Los miles de jubilados que vivimos en este país tenemos que hacer un boicot a esos tramposos. Sugiero que los jubilados llamen a las taquillas de los teatros o a la de otras presentaciones y pregunten a los encargados si ellos reconocen y dan el descuento al que tenemos derecho.
Si les vienen con un descarado cuento, díganle que no irán. Pienso que si muchos de nosotros hacemos esto, a lo mejor ellos verán la luz del entendimiento en el bolsillo, cuando vean que menos personas asisten a esos eventos.

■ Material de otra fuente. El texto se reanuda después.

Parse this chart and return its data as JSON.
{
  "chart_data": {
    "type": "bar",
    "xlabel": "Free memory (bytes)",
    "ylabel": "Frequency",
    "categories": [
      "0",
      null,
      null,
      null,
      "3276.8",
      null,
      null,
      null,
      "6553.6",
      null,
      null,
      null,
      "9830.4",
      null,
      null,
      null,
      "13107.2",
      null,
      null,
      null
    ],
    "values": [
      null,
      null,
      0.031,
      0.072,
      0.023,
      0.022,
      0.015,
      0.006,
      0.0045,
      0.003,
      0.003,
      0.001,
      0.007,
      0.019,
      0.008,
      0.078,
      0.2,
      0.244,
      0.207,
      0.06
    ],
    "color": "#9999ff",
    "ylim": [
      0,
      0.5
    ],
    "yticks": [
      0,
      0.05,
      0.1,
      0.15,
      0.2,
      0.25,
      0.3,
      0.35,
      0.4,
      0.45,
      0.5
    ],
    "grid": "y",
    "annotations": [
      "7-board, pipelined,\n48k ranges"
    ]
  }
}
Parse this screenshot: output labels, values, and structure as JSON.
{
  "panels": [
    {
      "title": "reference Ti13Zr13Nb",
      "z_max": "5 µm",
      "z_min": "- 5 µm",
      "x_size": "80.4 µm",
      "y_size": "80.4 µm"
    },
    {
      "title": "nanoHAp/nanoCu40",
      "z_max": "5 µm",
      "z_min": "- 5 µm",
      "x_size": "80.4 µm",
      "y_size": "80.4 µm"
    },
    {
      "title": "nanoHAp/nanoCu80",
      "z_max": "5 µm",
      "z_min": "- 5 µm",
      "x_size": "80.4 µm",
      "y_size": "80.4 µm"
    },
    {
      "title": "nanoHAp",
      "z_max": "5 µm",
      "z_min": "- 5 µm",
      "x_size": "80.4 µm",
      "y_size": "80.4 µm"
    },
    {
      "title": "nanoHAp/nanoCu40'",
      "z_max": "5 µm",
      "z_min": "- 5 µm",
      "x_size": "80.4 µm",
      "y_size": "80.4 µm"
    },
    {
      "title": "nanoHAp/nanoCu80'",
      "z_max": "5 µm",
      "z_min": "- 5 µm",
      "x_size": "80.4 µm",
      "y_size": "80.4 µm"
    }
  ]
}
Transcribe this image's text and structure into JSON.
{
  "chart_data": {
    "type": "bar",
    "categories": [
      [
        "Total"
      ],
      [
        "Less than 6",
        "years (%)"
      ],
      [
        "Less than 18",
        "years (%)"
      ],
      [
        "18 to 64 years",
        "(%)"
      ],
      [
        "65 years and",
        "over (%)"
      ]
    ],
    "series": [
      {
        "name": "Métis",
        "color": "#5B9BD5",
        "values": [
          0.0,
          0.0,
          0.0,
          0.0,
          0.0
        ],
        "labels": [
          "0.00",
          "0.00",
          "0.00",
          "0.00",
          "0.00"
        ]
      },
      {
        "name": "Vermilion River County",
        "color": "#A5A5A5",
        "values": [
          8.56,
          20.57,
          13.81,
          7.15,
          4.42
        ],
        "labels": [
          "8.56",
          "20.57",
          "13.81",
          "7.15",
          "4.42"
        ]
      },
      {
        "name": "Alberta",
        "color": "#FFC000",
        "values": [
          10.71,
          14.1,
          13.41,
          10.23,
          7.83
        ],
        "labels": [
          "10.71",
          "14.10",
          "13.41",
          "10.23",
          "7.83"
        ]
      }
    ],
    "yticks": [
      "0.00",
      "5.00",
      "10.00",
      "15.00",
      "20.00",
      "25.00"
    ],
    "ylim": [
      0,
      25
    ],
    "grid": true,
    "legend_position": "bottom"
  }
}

En Panamá, muchos empresarios hacen maromas para evadir la obligación que tienen de darnos un descuento a nosotros los jubilados. Por ejemplo, los promotores de obras teatrales o conciertos, alegremente, declaran que su producción artística será “a beneficio” de tal o cual institución y ¿qué ocurre?, pues que a ningún jubilado le dan el descuento, así estos promotores se aseguran de cobrar el doble de lo que deben pagar a los “beneficiados”.
En otras palabras, nosotros los jubilados somos los que pagamos esa “donación”, con el descuento que nos niegan. Al final de la jornada, el empresario sonriente entrega unos pocos cientos de dólares a la esperanzada institución, pero se embolsa lo que nosotros hemos pagado de más.
¿Es eso justo? Obviamente, es una inmoral y cruel burla a todos.
Pero no hay mal que dure 100 años… Para remediar esta anomalía propongo a la Asamblea Nacional contemplar una ley que indique que cuando hay una presentación “a beneficio” de tal o cual institución, se le entregue a dicha institución la mitad de lo recaudado. Iba a decir toda la recaudación, pero hay que ser razonable. La mitad de lo que entra a la taquilla, debe ser lo correcto. Así el empresario demostrará si de verdad lo motiva la generosidad o es, meramente, un truco empresarial de la peor ralea, como ha ocurrido hasta ahora.
En otro escrito hablaré de los médicos que, también, hacen sus descaradas prestidigitaciones.
Los diputados que nos respalden en esta misión, serán recordados cariñosamente a la hora de votar.